Sentuhan Puitik Seorang Insinyur Saleh

| dilihat 984

Catatan Bang Sèm

Lilik Muflihun tak hanya sebuah nama. Ia sesosok insan, yang boleh jadi, ketika lahir diharapkan orang tuanya -- dan ketika menjadi kepala keluarga diharapkan isteri, anak dan menantunya --, sungguh sebagai seorang yang muflihun.

Setidaknya, saya mendapatkan esensi nilai muflihun pada berbagai surah di dalam al Qur'an (mulai dari Surah Yunus, Surah al Ahkaf, surah al Qiyamah, surah a'basa, surah al Mursalat, surah al Insyiqaq, surah al Mujadilah, sampai surah al Insaan).

Nilai kualitas manusia yang sungguh sebagai ahsanit taqwim, sesempurna makhluk yang diberikan instrumen lengkap (think, instink, sense, and feel).

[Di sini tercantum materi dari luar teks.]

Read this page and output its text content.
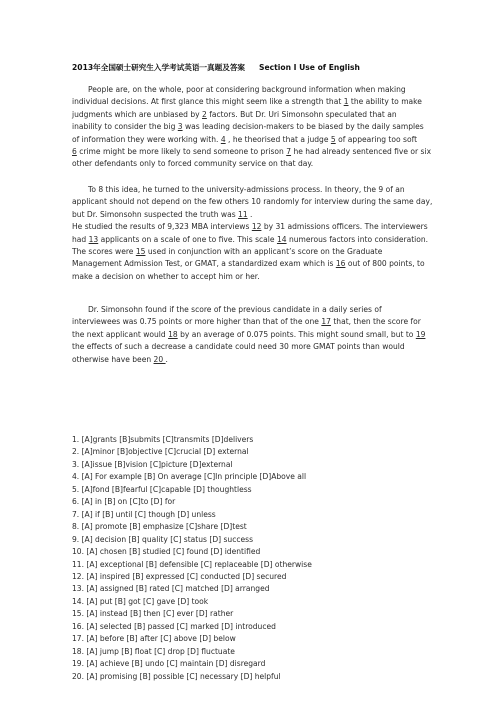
2013年全国硕士研究生入学考试英语一真题及答案 Section I Use of English
People are, on the whole, poor at considering background information when making
individual decisions. At first glance this might seem like a strength that 1 the ability to make
judgments which are unbiased by 2 factors. But Dr. Uri Simonsohn speculated that an
inability to consider the big 3 was leading decision-makers to be biased by the daily samples
of information they were working with. 4 , he theorised that a judge 5 of appearing too soft
6 crime might be more likely to send someone to prison 7 he had already sentenced five or six
other defendants only to forced community service on that day.
To 8 this idea, he turned to the university-admissions process. In theory, the 9 of an
applicant should not depend on the few others 10 randomly for interview during the same day,
but Dr. Simonsohn suspected the truth was 11 .
He studied the results of 9,323 MBA interviews 12 by 31 admissions officers. The interviewers
had 13 applicants on a scale of one to five. This scale 14 numerous factors into consideration.
The scores were 15 used in conjunction with an applicant’s score on the Graduate
Management Admission Test, or GMAT, a standardized exam which is 16 out of 800 points, to
make a decision on whether to accept him or her.
Dr. Simonsohn found if the score of the previous candidate in a daily series of
interviewees was 0.75 points or more higher than that of the one 17 that, then the score for
the next applicant would 18 by an average of 0.075 points. This might sound small, but to 19
the effects of such a decrease a candidate could need 30 more GMAT points than would
otherwise have been 20 .
1. [A]grants [B]submits [C]transmits [D]delivers
2. [A]minor [B]objective [C]crucial [D] external
3. [A]issue [B]vision [C]picture [D]external
4. [A] For example [B] On average [C]In principle [D]Above all
5. [A]fond [B]fearful [C]capable [D] thoughtless
6. [A] in [B] on [C]to [D] for
7. [A] if [B] until [C] though [D] unless
8. [A] promote [B] emphasize [C]share [D]test
9. [A] decision [B] quality [C] status [D] success
10. [A] chosen [B] studied [C] found [D] identified
11. [A] exceptional [B] defensible [C] replaceable [D] otherwise
12. [A] inspired [B] expressed [C] conducted [D] secured
13. [A] assigned [B] rated [C] matched [D] arranged
14. [A] put [B] got [C] gave [D] took
15. [A] instead [B] then [C] ever [D] rather
16. [A] selected [B] passed [C] marked [D] introduced
17. [A] before [B] after [C] above [D] below
18. [A] jump [B] float [C] drop [D] fluctuate
19. [A] achieve [B] undo [C] maintain [D] disregard
20. [A] promising [B] possible [C] necessary [D] helpful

Puncak muflihun atau keberuntungan manusia adalah menjadi insan kamil.

Tentu tak mudah mencapai kualifikasi sebagai muflihun itu, sama tak mudahnya mengharmonisasi sekaligus menyeimbangkan peran think, instink, sense, and feel dalam realitas kehidupan nyata (realitas) pertama. Selain mesti bergerak dari realitas pertama yang fisikal ke realitas kedua yang metafisikal. Khasnya dalam memahami dan menjalani kehidupan yang berada di antara intuitive reason - real reality - visionary way dalam menjalani hidup sesuai dengan cita-cita: unggul di dunia, unggul di akhirat, dan terbebas dari petaka (duniya hasanah, akhirati hasanah, wa qiina adzab an naar).

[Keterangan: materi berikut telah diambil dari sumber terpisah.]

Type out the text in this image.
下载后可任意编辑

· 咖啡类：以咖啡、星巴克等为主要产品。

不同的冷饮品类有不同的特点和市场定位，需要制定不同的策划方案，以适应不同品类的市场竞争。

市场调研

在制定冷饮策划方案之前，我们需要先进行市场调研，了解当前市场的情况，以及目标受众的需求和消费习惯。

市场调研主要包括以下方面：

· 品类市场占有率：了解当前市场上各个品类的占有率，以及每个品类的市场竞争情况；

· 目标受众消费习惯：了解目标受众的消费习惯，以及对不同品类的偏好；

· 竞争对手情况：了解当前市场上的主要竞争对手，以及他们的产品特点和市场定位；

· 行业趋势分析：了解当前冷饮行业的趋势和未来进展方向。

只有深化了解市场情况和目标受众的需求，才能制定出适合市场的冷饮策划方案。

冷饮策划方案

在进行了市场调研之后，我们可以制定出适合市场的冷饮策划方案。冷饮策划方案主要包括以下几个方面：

Kutipan QS al Mujadilah di awal catatan ringan ini, adalah gambaran umum dari hakikat muflihun, yang untuk mencapainya memerlukan proses panjang berliku. Karenanya, seringkali mereka yang diberi nama Muflihun oleh orang tuanya, tertempa sebagai pribadi dengan karakter yang berani hidup, cerdas, dan bersungguh-sungguh (pembelajar kerjas, pekerja tangkas, menerima hidup secara ikhlas - qana'ah, dan tuntas dalam mengemban amanah ).

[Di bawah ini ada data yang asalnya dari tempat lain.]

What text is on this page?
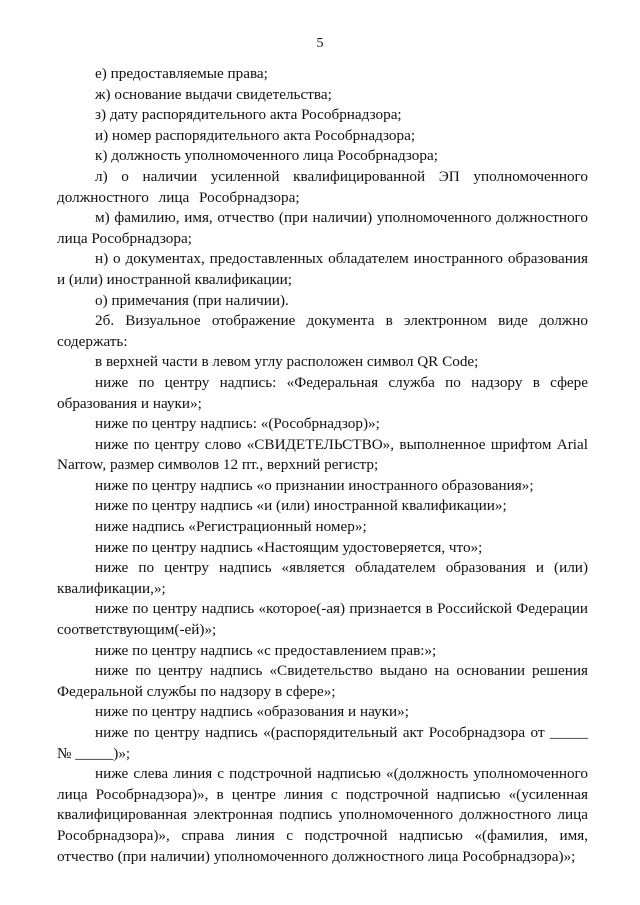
5

е) предоставляемые права;

ж) основание выдачи свидетельства;

з) дату распорядительного акта Рособрнадзора;

и) номер распорядительного акта Рособрнадзора;

к) должность уполномоченного лица Рособрнадзора;

л) о наличии усиленной квалифицированной ЭП уполномоченного должностного лица Рособрнадзора;

м) фамилию, имя, отчество (при наличии) уполномоченного должностного лица Рособрнадзора;

н) о документах, предоставленных обладателем иностранного образования и (или) иностранной квалификации;

о) примечания (при наличии).

2б. Визуальное отображение документа в электронном виде должно содержать:

в верхней части в левом углу расположен символ QR Code;

ниже по центру надпись: «Федеральная служба по надзору в сфере образования и науки»;

ниже по центру надпись: «(Рособрнадзор)»;

ниже по центру слово «СВИДЕТЕЛЬСТВО», выполненное шрифтом Arial Narrow, размер символов 12 пт., верхний регистр;

ниже по центру надпись «о признании иностранного образования»;

ниже по центру надпись «и (или) иностранной квалификации»;

ниже надпись «Регистрационный номер»;

ниже по центру надпись «Настоящим удостоверяется, что»;

ниже по центру надпись «является обладателем образования и (или) квалификации,»;

ниже по центру надпись «которое(-ая) признается в Российской Федерации соответствующим(-ей)»;

ниже по центру надпись «с предоставлением прав:»;

ниже по центру надпись «Свидетельство выдано на основании решения Федеральной службы по надзору в сфере»;

ниже по центру надпись «образования и науки»;

ниже по центру надпись «(распорядительный акт Рособрнадзора от _____ № _____)»;

ниже слева линия с подстрочной надписью «(должность уполномоченного лица Рособрнадзора)», в центре линия с подстрочной надписью «(усиленная квалифицированная электронная подпись уполномоченного должностного лица Рособрнадзора)», справа линия с подстрочной надписью «(фамилия, имя, отчество (при наличии) уполномоченного должностного лица Рособрнадзора)»;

Insinyur lulusan teknik sipil Institut Teknologi Bandung (IRB), ini memang pantas beroleh berkah muflihun dalam hidupan, mulai dari seorang dosen yang sungguh dosen (bukan sekadar mengajar atau berstatus dosen) sampai menjadi pengusaha berbasis keilmuannya.

Tentu dengan up and down, sehingga memahami betul realitas yang tersimpan dalam pesan ilahiyah di Surah al Insyirah: di balik kesulitan selalu ada inspirasi, selesaikan suatu pekerjaan dengan tuntas, dan lanjutkan dengan karya baru yang lebih bernilai, sampai kelak sungguh menjadi muflihun.

Lilik beroleh kemauan dan kemampuan untuk menyeimbangkan think, instink, sense, and feel (mungkin juga karena mixed and blended dengan Izza, istrinya, yang berlatar sastra). Hal itu tercermin dari beberapa karya puisinya yang pernah saya baca.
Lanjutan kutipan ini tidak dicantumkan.